A livello parrocchia, i cristiani si sono mobilitati e hanno donato un po’ di
cibo e presenza. Occorre spezzare il cerchio vizioso dell’odio, della violenza, che
separa, che crea sospetto, che ti fa vedere l’altro come un nemico da abbattere.
E creare favorire luoghi d’incontro, di parola...
I bambini della nostra scuola
materna, con le loro insegnanti, sono
andati
al campo rifugiati per offrire
cibo. Ciascuno ha portato un po’ di
manioca. Le donne bororo erano
emozionate nel vedere questi bambini
che le osservavano con stupore. I bimbi
hanno cantato, giocato con i piccoli
bororo il cui viso rimaneva spento. Sono
piccoli gesti di solidarietà che fanno
dimenticare per qualche attimo le
sofferenze vissute.
Tutti i giorni accogliamo bambini soli, donne con bambini trovati nella
savana. Tutti alla ricerca di un luogo sicuro per non essere aggrediti e uccisi. Le
loro mandrie di mucche e buoi erano la sola ricchezza... Quale futuro per queste
popolazioni nomadi? Tanti sono nati in Centro Africa, ne conoscono la lingua, le
tradizioni, altri vivevano con la gente nei villaggi.
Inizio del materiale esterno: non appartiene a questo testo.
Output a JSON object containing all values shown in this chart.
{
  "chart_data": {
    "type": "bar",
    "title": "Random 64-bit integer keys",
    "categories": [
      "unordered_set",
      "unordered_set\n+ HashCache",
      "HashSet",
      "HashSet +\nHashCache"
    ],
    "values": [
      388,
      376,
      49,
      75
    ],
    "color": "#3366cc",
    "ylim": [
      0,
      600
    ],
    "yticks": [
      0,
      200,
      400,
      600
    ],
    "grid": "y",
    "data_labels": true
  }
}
Il Centro Africa questo paese di foreste e savane, dalle colline ondulate e
verdeggianti. Terra dove scorre latte e miele, dove cresce ogni qualità di frutti,
dove la terra riglogliosa produce ortaggi, miglio, mais, riso... in grande
quantità. Paese, la cui immagine é stata sbiadita, sporcata da continui conflitti
armati, favoriti e alimentati da potenze straniere.
Terra d’immense richezze naturali : fiumi, terre, sottosuolo .... di cui le
popolazioni non profittano dell’uso frutto. Terra piena di armi che circolano
ovunque e di grande violenza...
E qui, in questa terra, siamo chiamate a vivere les parole di Christo:
“Ho fame, ho sete, sono nudo, sono rifugiato... e voi mi accogliete...”
Suore della Carità, donne di tenerezza, di amore, di accoglienza, attente
ai più poveri... la nostra missione continua a Bocaranga, in questa terra
tormentata sui passi di Sta. Giovanna Antida.
La PACE é ancora un sogno..... ma un giorno si realizzerà.
I nostri volti sono attraversati da una pallida luce, i nostri cuori hanno
fatto il pieno di umanità per questi profughi che poco a poco riprendono
coraggio e voglia di vivere.
Il sole ci offre il suo ultimo sorriso mentre le tenebre si accentuano e il
silenzio avvolge gli esseri e le cose. Da lontano il brontolio del temporale ci fa
sussultare... ci affidiamo a Cristo, nostro costante punto di approdo.